We are predicting the chance a voice is female, by using: 'meanfreq', 'sd', 'Q25', 'IQR', 'sp.ent', 'sfm' and 'meanfun' as variables. We define $X$ with these variables and $y$ as label_female Which will be 1 if it is a female and a 0 if it's a male. After that we split the data 70% train and 30% test. By adding random_state=1 we will get the same sets even if we run it multiple times. 

## What is _k_-NN
_k_-NN is an algorithm in a n-dimensional space. It classifies each case by looking for the closest neighbours in that n-dimensional space. You can define the amount of neighbours to look for, but it works best if this is an odd numbers as you otherwise have ties. The default is 5-neighbours, I tested a few and noticed 3 neighbours give the best results in this case.

## Training the model

In [82]:
knn = KNeighborsClassifier(n_neighbors=3) #create a KNN-classifier with 3 neighbors
knn = knn.fit(X_train, y_train) #this fits the k-nearest neigbor model with the train data

## Evaluating the model

In [83]:
knn.score(X_test, y_test) #calculate the fit on the test data

0.9747634069400631

97% of the voices are predicted accurately. So, is that good or bad?

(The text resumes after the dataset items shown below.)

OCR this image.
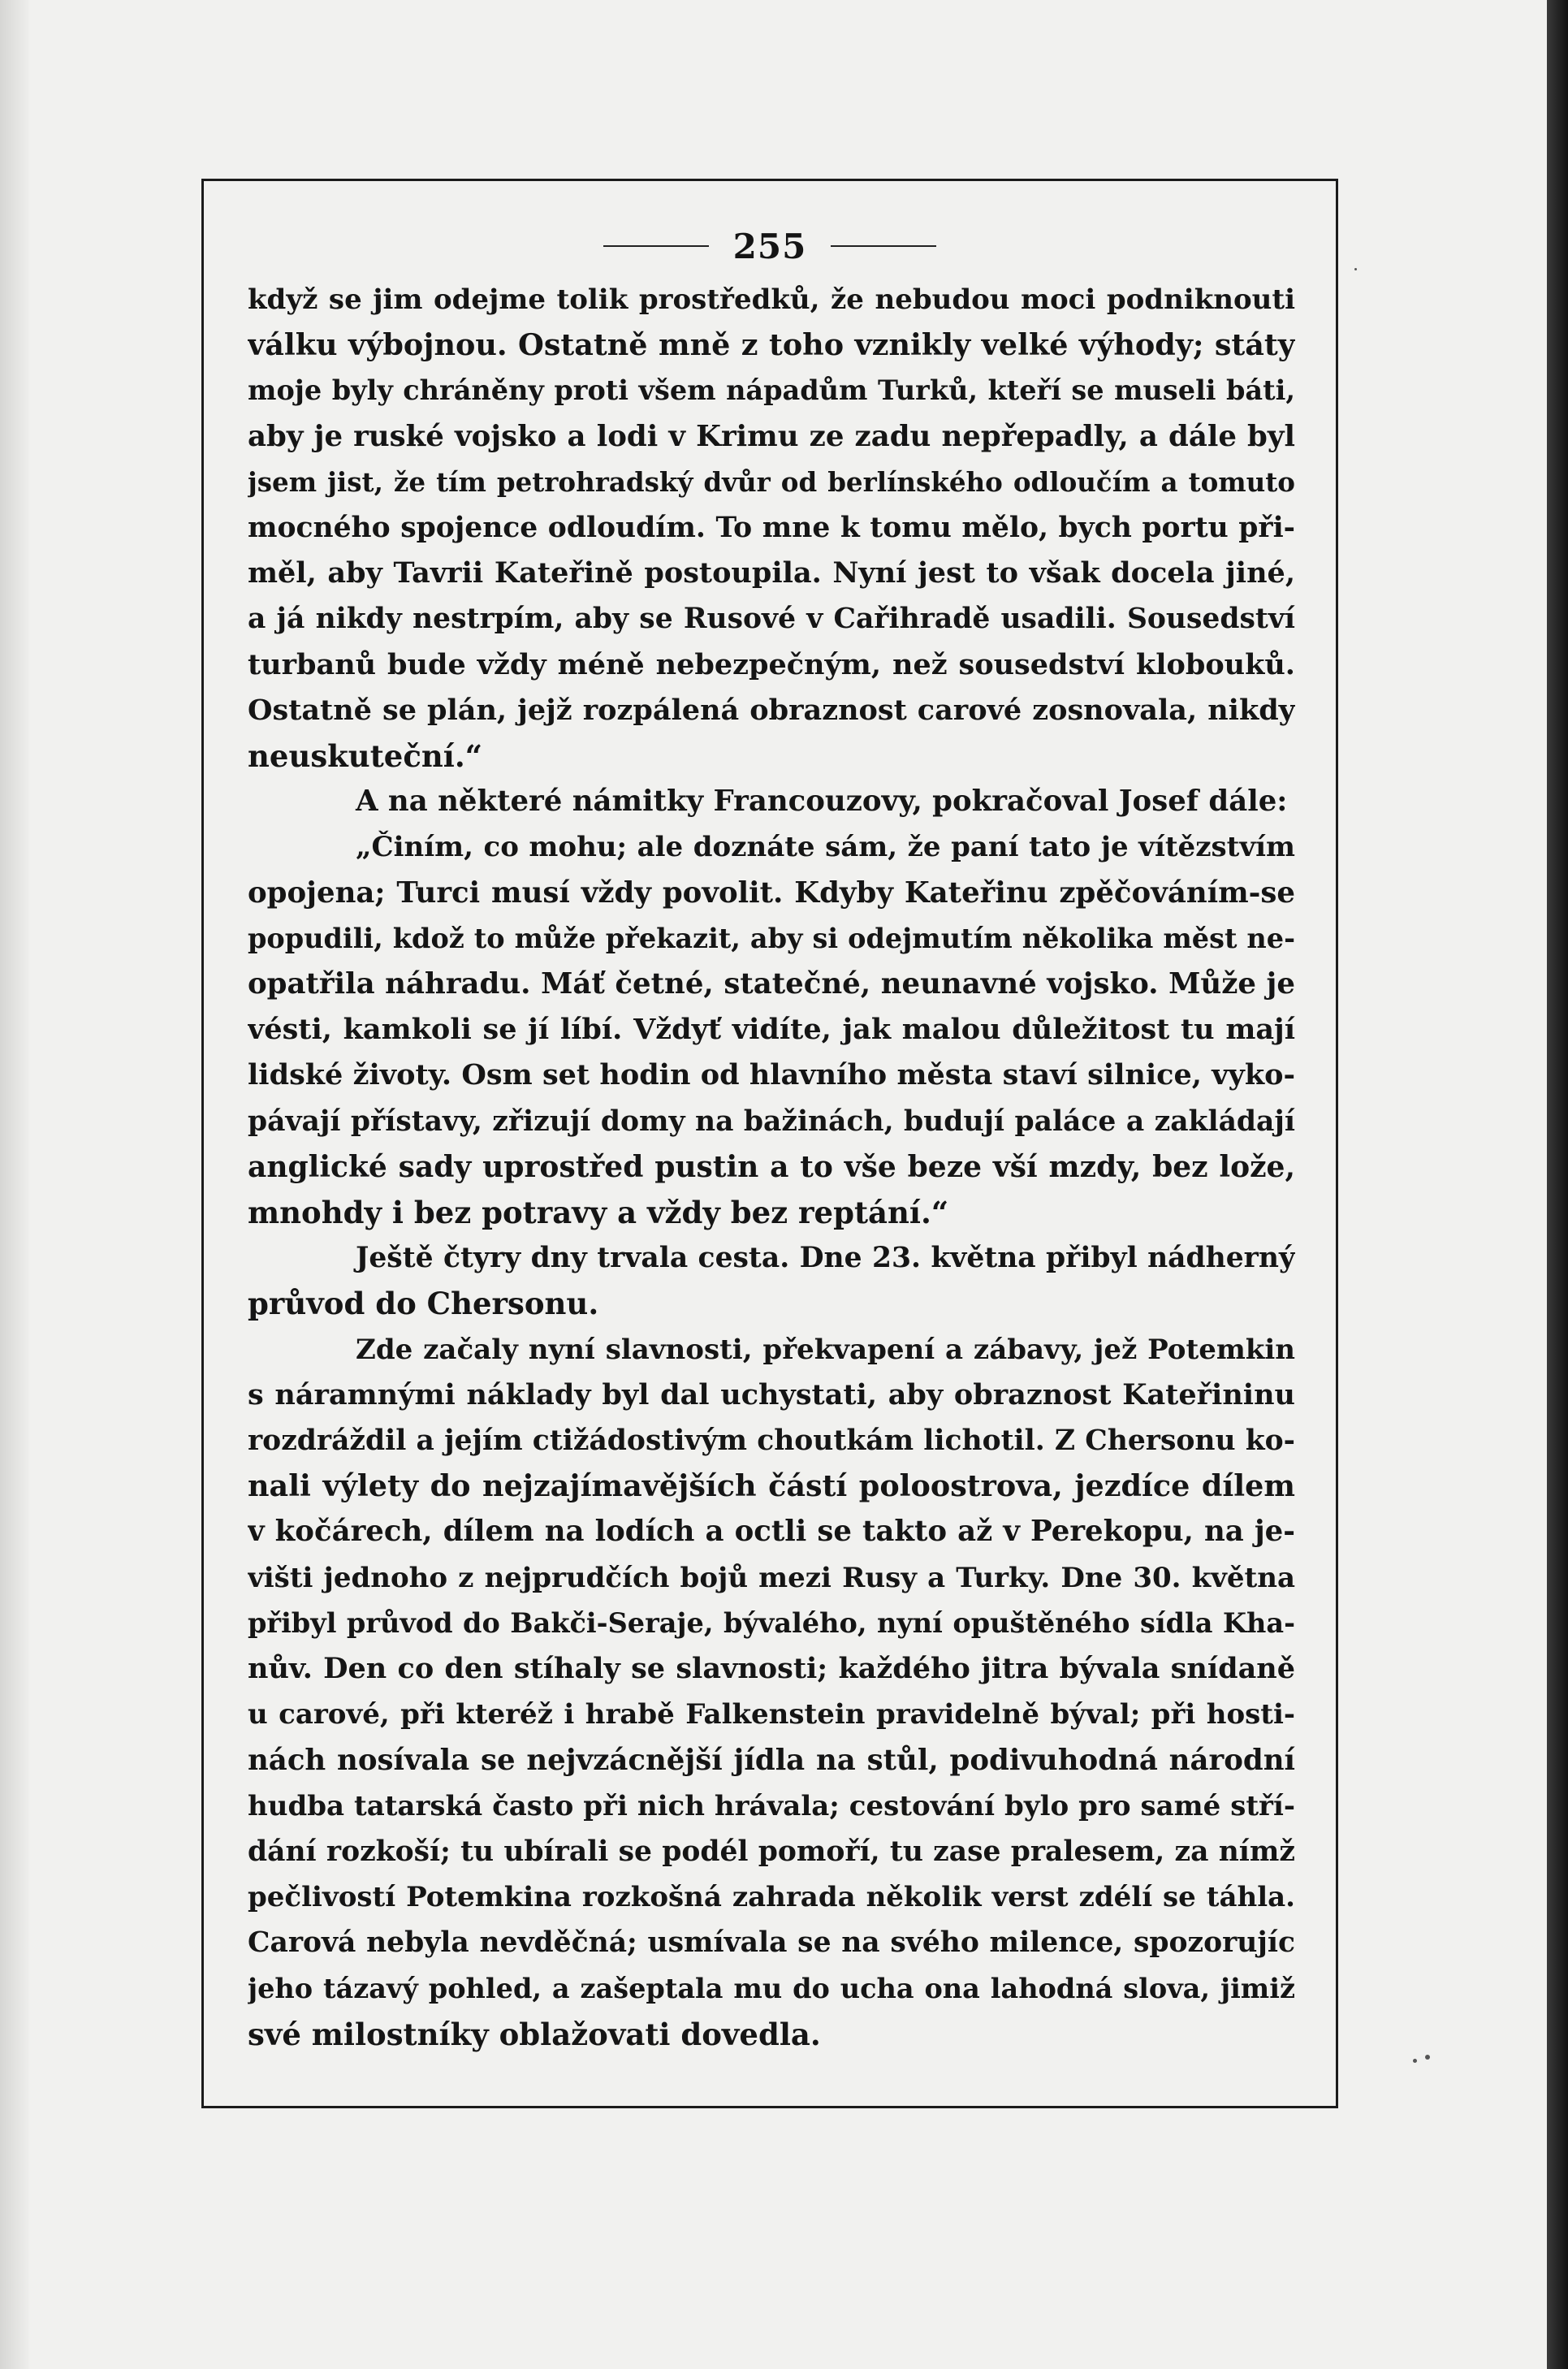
255
když se jim odejme tolik prostředků, že nebudou moci podniknouti
válku výbojnou. Ostatně mně z toho vznikly velké výhody; státy
moje byly chráněny proti všem nápadům Turků, kteří se museli báti,
aby je ruské vojsko a lodi v Krimu ze zadu nepřepadly, a dále byl
jsem jist, že tím petrohradský dvůr od berlínského odloučím a tomuto
mocného spojence odloudím. To mne k tomu mělo, bych portu při-
měl, aby Tavrii Kateřině postoupila. Nyní jest to však docela jiné,
a já nikdy nestrpím, aby se Rusové v Cařihradě usadili. Sousedství
turbanů bude vždy méně nebezpečným, než sousedství klobouků.
Ostatně se plán, jejž rozpálená obraznost carové zosnovala, nikdy
neuskuteční.“
A na některé námitky Francouzovy, pokračoval Josef dále:
„Činím, co mohu; ale doznáte sám, že paní tato je vítězstvím
opojena; Turci musí vždy povolit. Kdyby Kateřinu zpěčováním-se
popudili, kdož to může překazit, aby si odejmutím několika měst ne-
opatřila náhradu. Máť četné, statečné, neunavné vojsko. Může je
vésti, kamkoli se jí líbí. Vždyť vidíte, jak malou důležitost tu mají
lidské životy. Osm set hodin od hlavního města staví silnice, vyko-
pávají přístavy, zřizují domy na bažinách, budují paláce a zakládají
anglické sady uprostřed pustin a to vše beze vší mzdy, bez lože,
mnohdy i bez potravy a vždy bez reptání.“
Ještě čtyry dny trvala cesta. Dne 23. května přibyl nádherný
průvod do Chersonu.
Zde začaly nyní slavnosti, překvapení a zábavy, jež Potemkin
s náramnými náklady byl dal uchystati, aby obraznost Kateřininu
rozdráždil a jejím ctižádostivým choutkám lichotil. Z Chersonu ko-
nali výlety do nejzajímavějších částí poloostrova, jezdíce dílem
v kočárech, dílem na lodích a octli se takto až v Perekopu, na je-
višti jednoho z nejprudčích bojů mezi Rusy a Turky. Dne 30. května
přibyl průvod do Bakči-Seraje, bývalého, nyní opuštěného sídla Kha-
nův. Den co den stíhaly se slavnosti; každého jitra bývala snídaně
u carové, při kteréž i hrabě Falkenstein pravidelně býval; při hosti-
nách nosívala se nejvzácnější jídla na stůl, podivuhodná národní
hudba tatarská často při nich hrávala; cestování bylo pro samé stří-
dání rozkoší; tu ubírali se podél pomoří, tu zase pralesem, za nímž
pečlivostí Potemkina rozkošná zahrada několik verst zdélí se táhla.
Carová nebyla nevděčná; usmívala se na svého milence, spozorujíc
jeho tázavý pohled, a zašeptala mu do ucha ona lahodná slova, jimiž
své milostníky oblažovati dovedla.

Well, given that 50% of the voices are female, we couldn't get this performance by predicting _everything_ is 'female'. So, pretty good. We are now going to look at a confusion matrix to calculate recall and precision.

In [84]:
y_test_pred = knn.predict(X_test) #the predicted values
cm = confusion_matrix(y_test, y_test_pred) #creates a "confusion matrix"
conf_matrix = pd.DataFrame(cm, index=['male', 'female'], columns = ['male.p', 'female.p']) 
conf_matrix

Unnamed: 0,male.p,female.p
male,481,13
female,11,446


The way to read this is that of the female voices, 442 are correctly predicted as 'female', 15 are instead predicted as 'male'. The _recall_ and _precision_ for the category drama is:

$recall = \frac{442}{442 + 11} = .98$

$precision = \frac{442}{442 + 13} = .97$

Different values for _k_ delivered around the same accuracy, precision and recall but in the end 3 scored the best.